His green eyes darken and he bites the inside of his lip. The crackle of energy returns, but I know it is forced, that my slow, intimate movement has elevated the tension exactly how I intend. I lift my hand, rub my thumbnail across his bottom lip and he swallows, the sound of his throat working is audible.

  “Funny, because I recall my world getting rocked a lot harder those few minutes Tucker and I were alone in my classroom.” I drop my hand and step back, just a bit smug when I see Declan’s flustered gape. As I continue down the sidewalk, I know he’s watching me. I know he’s frustrated, likely angry that I got to him. My heels click against the pavement, but the sound is drowned out by Declan’s low curses echoing behind me.

  FOUR

  We were singing along to Fleetwood Mac. It was our song, something she’d taught me to play on the guitar when I was eleven. It was an effort of impossible lengths, learning that song. Lindsey Buckingham wrote some seriously complex chord changes. But I was determined and she was a great instructor and after two months of endless practice, I could play “Landslide” without stopping more than once.

  She turned up the volume and I laughed at her attempt to match Stevie Nick’s deep, sultry rasp.

  “Mom, please. It’s Stevie’s song. Let her sing it.”

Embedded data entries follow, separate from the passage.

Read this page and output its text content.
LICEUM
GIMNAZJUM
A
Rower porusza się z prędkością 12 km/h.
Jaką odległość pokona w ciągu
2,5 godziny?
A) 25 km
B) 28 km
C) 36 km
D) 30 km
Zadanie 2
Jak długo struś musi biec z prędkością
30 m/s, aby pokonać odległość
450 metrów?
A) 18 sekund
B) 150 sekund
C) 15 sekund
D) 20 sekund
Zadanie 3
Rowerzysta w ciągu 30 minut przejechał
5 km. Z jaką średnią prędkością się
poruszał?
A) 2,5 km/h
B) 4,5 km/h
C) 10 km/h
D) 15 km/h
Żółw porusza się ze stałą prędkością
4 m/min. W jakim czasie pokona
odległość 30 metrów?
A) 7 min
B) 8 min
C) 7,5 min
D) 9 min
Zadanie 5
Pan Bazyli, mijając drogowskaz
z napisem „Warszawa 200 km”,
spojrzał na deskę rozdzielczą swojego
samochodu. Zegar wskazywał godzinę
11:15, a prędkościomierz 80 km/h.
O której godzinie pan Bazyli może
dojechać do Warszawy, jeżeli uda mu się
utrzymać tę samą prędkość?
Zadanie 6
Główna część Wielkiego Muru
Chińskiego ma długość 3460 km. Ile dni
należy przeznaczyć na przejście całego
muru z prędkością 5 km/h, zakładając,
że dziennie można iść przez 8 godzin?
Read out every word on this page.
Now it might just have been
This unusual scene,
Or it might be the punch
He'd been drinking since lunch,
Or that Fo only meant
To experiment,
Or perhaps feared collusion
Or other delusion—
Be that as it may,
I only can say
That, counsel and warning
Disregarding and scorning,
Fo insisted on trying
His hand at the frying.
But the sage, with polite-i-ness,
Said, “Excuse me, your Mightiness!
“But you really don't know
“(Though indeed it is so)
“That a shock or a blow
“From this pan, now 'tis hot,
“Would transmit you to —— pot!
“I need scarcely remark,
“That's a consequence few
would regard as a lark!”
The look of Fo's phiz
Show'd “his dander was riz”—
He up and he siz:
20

  “Come on, sweetie. Sing with me.”

  The rain came down so hard that even the wipers on high couldn’t keep the windshield remotely clear. Lightning and thunder cracked against the black sky. There were brief strikes of blinding light, crashing, unrelenting rain, then blackness. Utter inky blackness, broken only by the sparse streams of headlights.

  “I talked to Ava about getting you a faculty position once you graduate.”

  “I told you not to do that. I told you that I could—” I don’t know how the rest of that sentence ended. I don’t know if it ended at all. I remember the rain, the way the wipers slid so hard against the glass that the car shook. I remember the high squeal of brakes, the deafening screech of tires, the smell of smoke and then, the blood.